In recent months, we have all become acquainted with the benefits of online meetings – and their perils. This etiquette guide will help you to plan and hold virtual meetings as efficiently and with as few interruptions as possible. Tips from practical experience.
“We can’t hear you, you’re still on mute.” How often have you heard this sentence in recent months? Probably too often. Online meetings have largely replaced physical meetings. And they require new behaviours and etiquette. These practical tips from countless virtual meetings will help you to hold efficient and purposeful online meetings.
Of course, the tried and tested rules for traditional on-site meetings, such as punctuality, good preparation and clear objectives, also apply to virtual meetings.
Organising online meetings
Virtual meetings are more difficult than physical meetings. Some body language is no longer available, and concentrating on the screen can be tiring. It is therefore all the more important that the meetings are well structured and that the schedule is adhered to. These tips can help:
- Meetings of more than one hour should be the exception. Plan a break after 60 to 90 minutes at the latest.
- In meetings with many participants, you can collect questions in the meeting chat and then answer them all at the same time.
- Summarise the conclusions and tasks again at the end. This ensures that all participants are aware of the important points.
Starting the virtual meeting
Online meetings with strangers pose a particular challenge – it’s much more difficult to feel the “chemistry”. This means that how you start is all the more important with an unfamiliar group. Here’s how to make it work online:
- If people don’t know each other or barely know each other, start with a round of greetings.
- In groups where people know each other, such as team meetings, you can schedule five to ten minutes for informal interactions. This is important in giving a sense of belonging, which is often lacking when everyone is working from home.
- You could even start with an activity to get people engaged, such as a short online game with the team. This helps to create a relaxed mood and promotes cooperation and getting to know one another. There are hundreds of ideas for games on the internet, from virtual Battleships to PowerPoint Karaoke.
To mute or not to mute?
Physical meetings will involve human background noise. In online meetings, sounds are irritating when the source is not visible. On the other hand, it is equally unpleasant to speak to a silent screen – especially when everyone’s cameras are switched off. This approach has proved its worth in practice:
- It’s advisable for listeners to put themselves on mute in meetings of four participants or more.

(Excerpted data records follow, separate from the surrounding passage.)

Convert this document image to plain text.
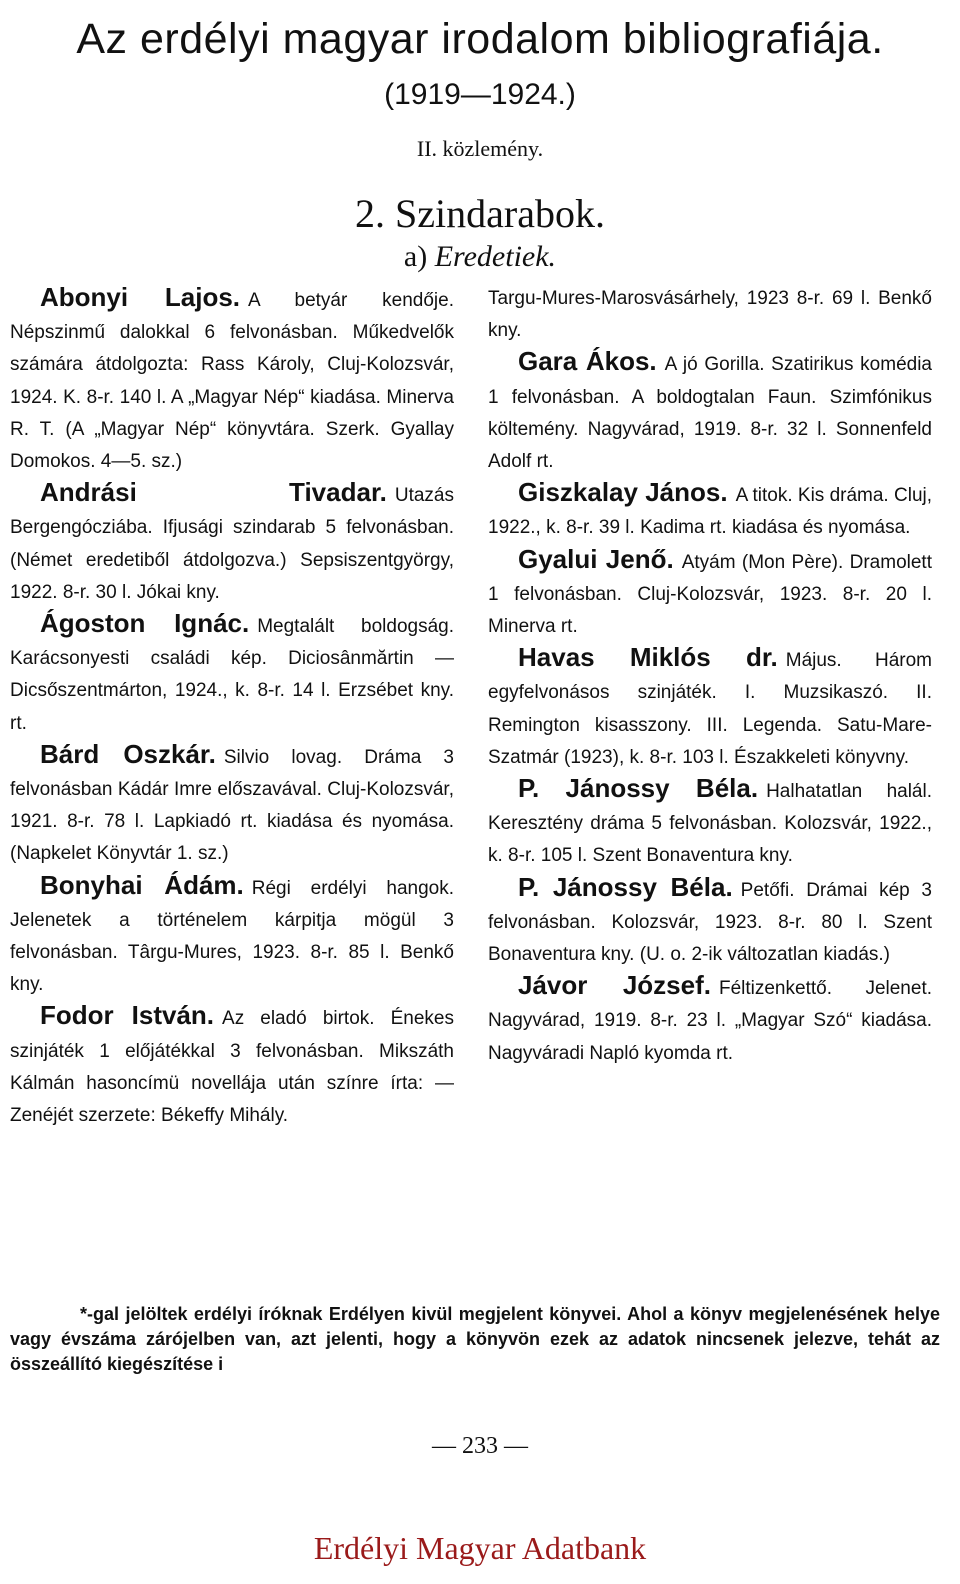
Az erdélyi magyar irodalom bibliografiája.
(1919—1924.)
II. közlemény.
2. Szindarabok.
a) Eredetiek.

Abonyi Lajos. A betyár kendője. Népszinmű dalokkal 6 felvonásban. Műkedvelők számára átdolgozta: Rass Károly, Cluj-Kolozsvár, 1924. K. 8-r. 140 l. A „Magyar Nép“ kiadása. Minerva R. T. (A „Magyar Nép“ könyvtára. Szerk. Gyallay Domokos. 4—5. sz.)

Andrási Tivadar. Utazás Bergengócziába. Ifjusági szindarab 5 felvonásban. (Német eredetiből átdolgozva.) Sepsiszentgyörgy, 1922. 8-r. 30 l. Jókai kny.

Ágoston Ignác. Megtalált boldogság. Karácsonyesti családi kép. Diciosânmărtin — Dicsőszentmárton, 1924., k. 8-r. 14 l. Erzsébet kny. rt.

Bárd Oszkár. Silvio lovag. Dráma 3 felvonásban Kádár Imre előszavával. Cluj-Kolozsvár, 1921. 8-r. 78 l. Lapkiadó rt. kiadása és nyomása. (Napkelet Könyvtár 1. sz.)

Bonyhai Ádám. Régi erdélyi hangok. Jelenetek a történelem kárpitja mögül 3 felvonásban. Târgu-Mures, 1923. 8-r. 85 l. Benkő kny.

Fodor István. Az eladó birtok. Énekes szinjáték 1 előjátékkal 3 felvonásban. Mikszáth Kálmán hasoncímü novellája után színre írta: — Zenéjét szerzete: Békeffy Mihály.

Targu-Mures-Marosvásárhely, 1923 8-r. 69 l. Benkő kny.

Gara Ákos. A jó Gorilla. Szatirikus komédia 1 felvonásban. A boldogtalan Faun. Szimfónikus költemény. Nagyvárad, 1919. 8-r. 32 l. Sonnenfeld Adolf rt.

Giszkalay János. A titok. Kis dráma. Cluj, 1922., k. 8-r. 39 l. Kadima rt. kiadása és nyomása.

Gyalui Jenő. Atyám (Mon Père). Dramolett 1 felvonásban. Cluj-Kolozsvár, 1923. 8-r. 20 l. Minerva rt.

Havas Miklós dr. Május. Három egyfelvonásos szinjáték. I. Muzsikaszó. II. Remington kisasszony. III. Legenda. Satu-Mare-Szatmár (1923), k. 8-r. 103 l. Északkeleti könyvny.

P. Jánossy Béla. Halhatatlan halál. Keresztény dráma 5 felvonásban. Kolozsvár, 1922., k. 8-r. 105 l. Szent Bonaventura kny.

P. Jánossy Béla. Petőfi. Drámai kép 3 felvonásban. Kolozsvár, 1923. 8-r. 80 l. Szent Bonaventura kny. (U. o. 2-ik változatlan kiadás.)

Jávor József. Féltizenkettő. Jelenet. Nagyvárad, 1919. 8-r. 23 l. „Magyar Szó“ kiadása. Nagyváradi Napló kyomda rt.

*-gal jelöltek erdélyi íróknak Erdélyen kivül megjelent könyvei. Ahol a könyv megjelenésének helye vagy évszáma zárójelben van, azt jelenti, hogy a könyvön ezek az adatok nincsenek jelezve, tehát az összeállító kiegészítése i
— 233 —
Erdélyi Magyar Adatbank
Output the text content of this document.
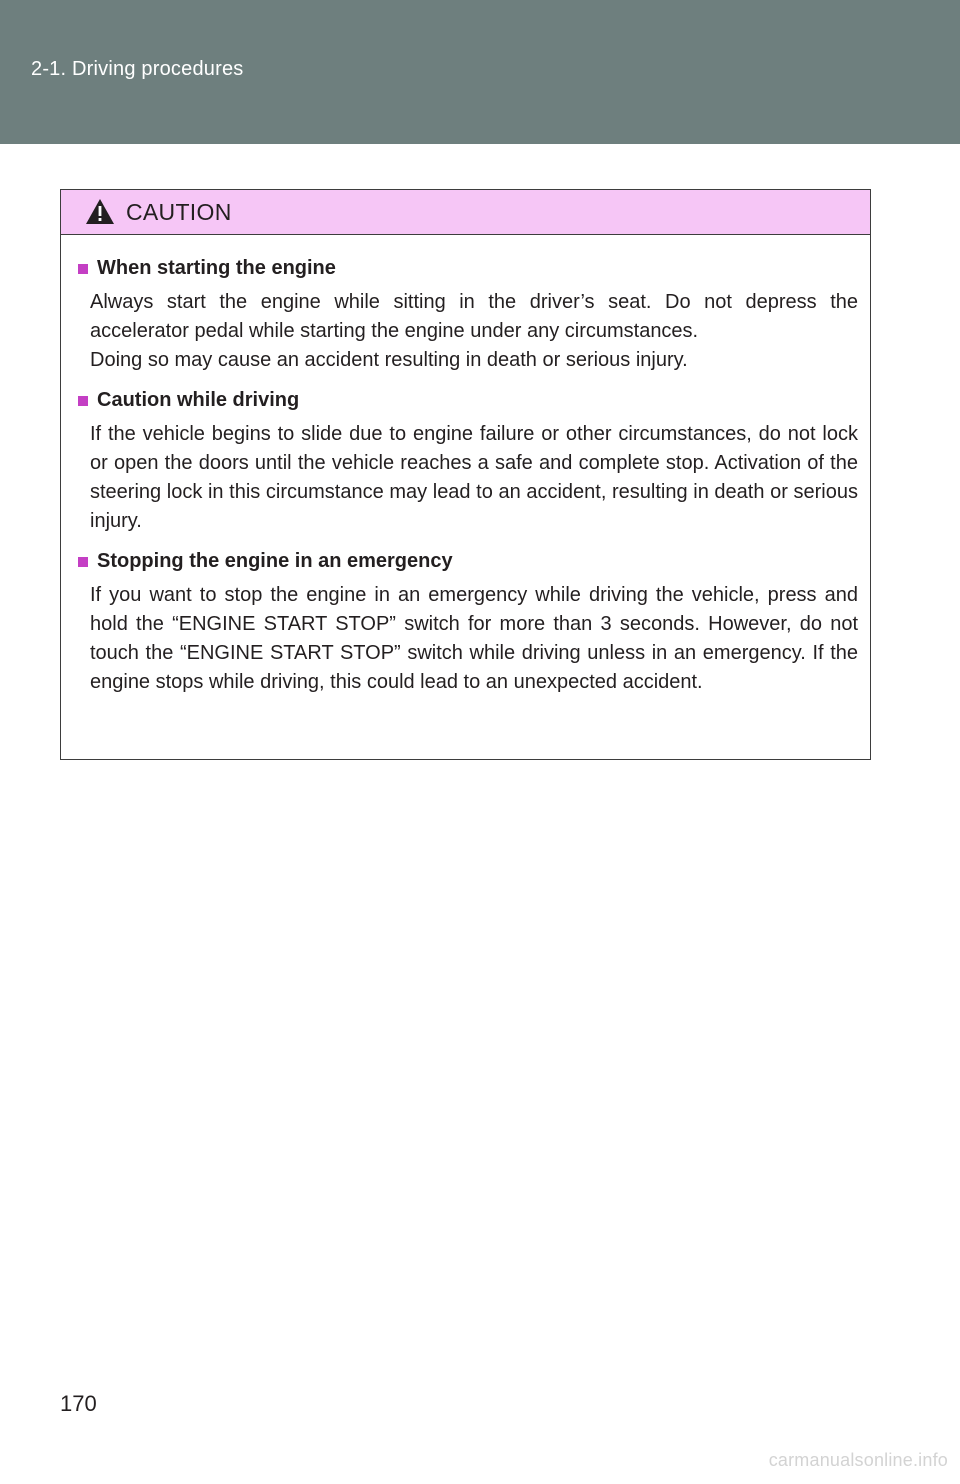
2-1. Driving procedures
CAUTION
When starting the engine
Always start the engine while sitting in the driver’s seat. Do not depress the accelerator pedal while starting the engine under any circumstances.
Doing so may cause an accident resulting in death or serious injury.
Caution while driving
If the vehicle begins to slide due to engine failure or other circumstances, do not lock or open the doors until the vehicle reaches a safe and complete stop. Activation of the steering lock in this circumstance may lead to an accident, resulting in death or serious injury.
Stopping the engine in an emergency
If you want to stop the engine in an emergency while driving the vehicle, press and hold the “ENGINE START STOP” switch for more than 3 seconds. However, do not touch the “ENGINE START STOP” switch while driving unless in an emergency. If the engine stops while driving, this could lead to an unexpected accident.
170
carmanualsonline.info
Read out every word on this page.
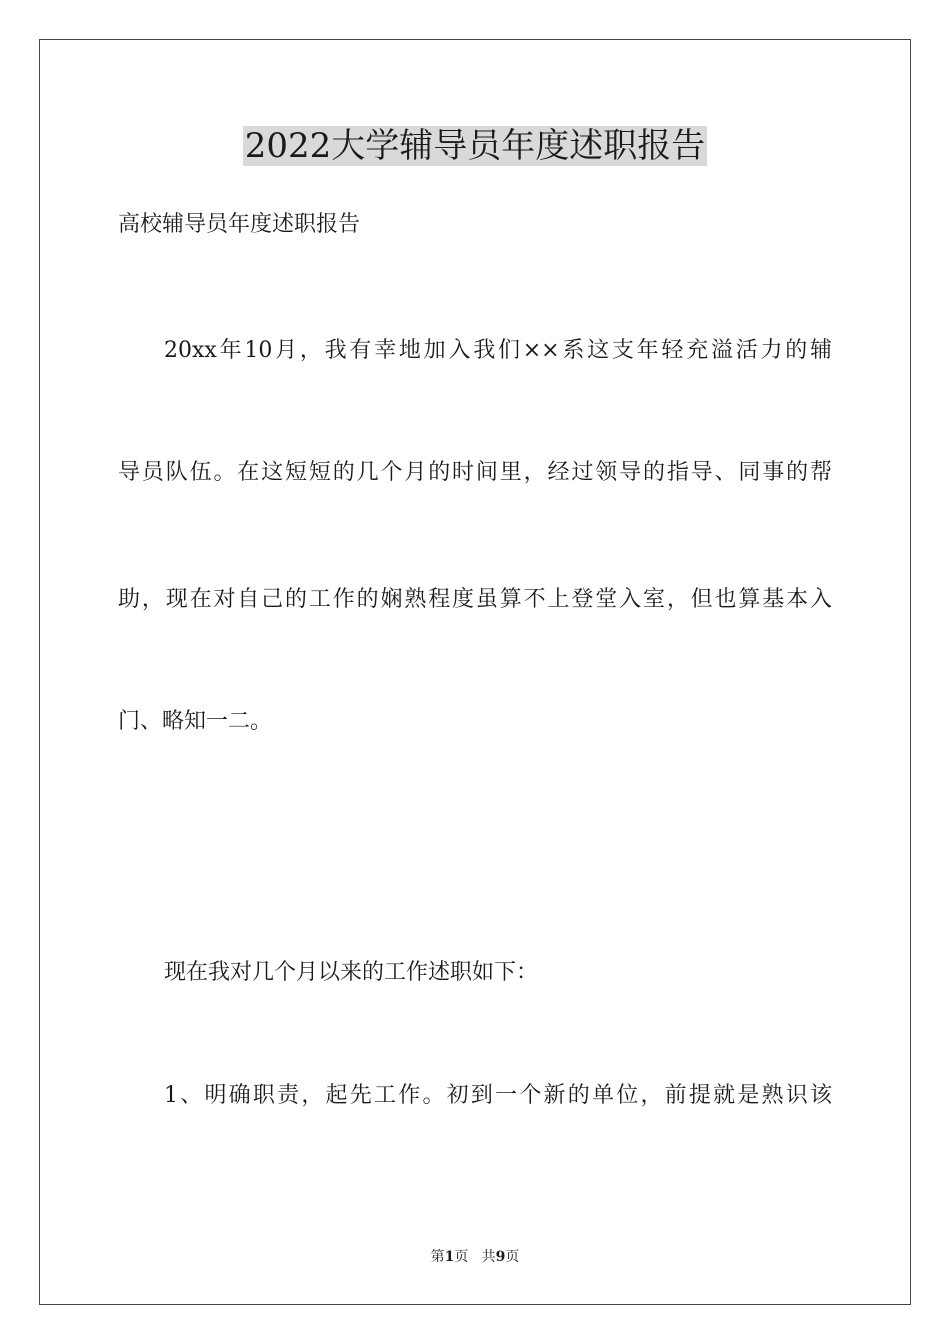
2022大学辅导员年度述职报告
高校辅导员年度述职报告
20xx年10月，我有幸地加入我们××系这支年轻充溢活力的辅
导员队伍。在这短短的几个月的时间里，经过领导的指导、同事的帮
助，现在对自己的工作的娴熟程度虽算不上登堂入室，但也算基本入
门、略知一二。
现在我对几个月以来的工作述职如下：
1、明确职责，起先工作。初到一个新的单位，前提就是熟识该
第1页 共9页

- Microsoft Teams features a button that allows you to raise your hand virtually. It’s an elegant way to get involved without interfering.
- Join big meetings on mute. Teams will automatically mute you if there are already a lot of participants in a meeting.
- Put your smartphone on silent to avoid background noise. For the same reason, you should avoid typing on your laptop keyboard unless you’re on mute.
Meetings with camera or without?
Experience has shown that many online meetings take place with cameras switched off – partly because participants don’t feel “filmogenic” enough at the moment. This is understandable, but it’s a shame, because it means that signals from body language are completely absent. These recommendations have proved their worth in practice:
- Hold two-person meetings with your cameras switched on.
- Hold informal virtual meetings such as coffee breaks or evening beers with webcams.
- If someone is presenting (screen sharing), all other participants should turn off their cameras and sound.
- If you’re working with a laptop and an external screen, have the meeting window open on the laptop and look directly into the camera. A three-quarter profile may look pretty in a photograph, but it can be annoying in an online meeting.
- It should go without saying that if you have a camera on, you should be dressed appropriately. However, it’s normal to dress somewhat more casually when working from home.
Improving image and sound quality
Poor sound quality, echoes and fluctuating volume: the technical problems encountered in online meetings are reminiscent of the everyday work of a sound technician. With the added difficulty that usually, only the other participants notice the problems. Here’s how to prevent them:
- Use a headset or headphones with a microphone. Laptop microphones are often very sensitive to changes in distance and the sound becomes (too) quiet. Laptop speakers and microphones are often also responsible for echoes.
- If the environment is noisy, noise cancelling headphones will create a quieter atmosphere.
- Test your new equipment before using it for the first time. Take the time to connect the headphones to the laptop and test the sound output and the microphone. In Windows 10, this can be done via the “Sound” option in the settings. Microsoft Teams offers the option of making an automated test call in the settings under “Devices”. You can also ask someone for a test meeting to test a new device with your online meeting software.
- Make sure that lighting is fairly balanced when attending a video conference. Laptop webcams are usually unable to compensate for backlighting or dark rooms. So present yourself in the best light – literally!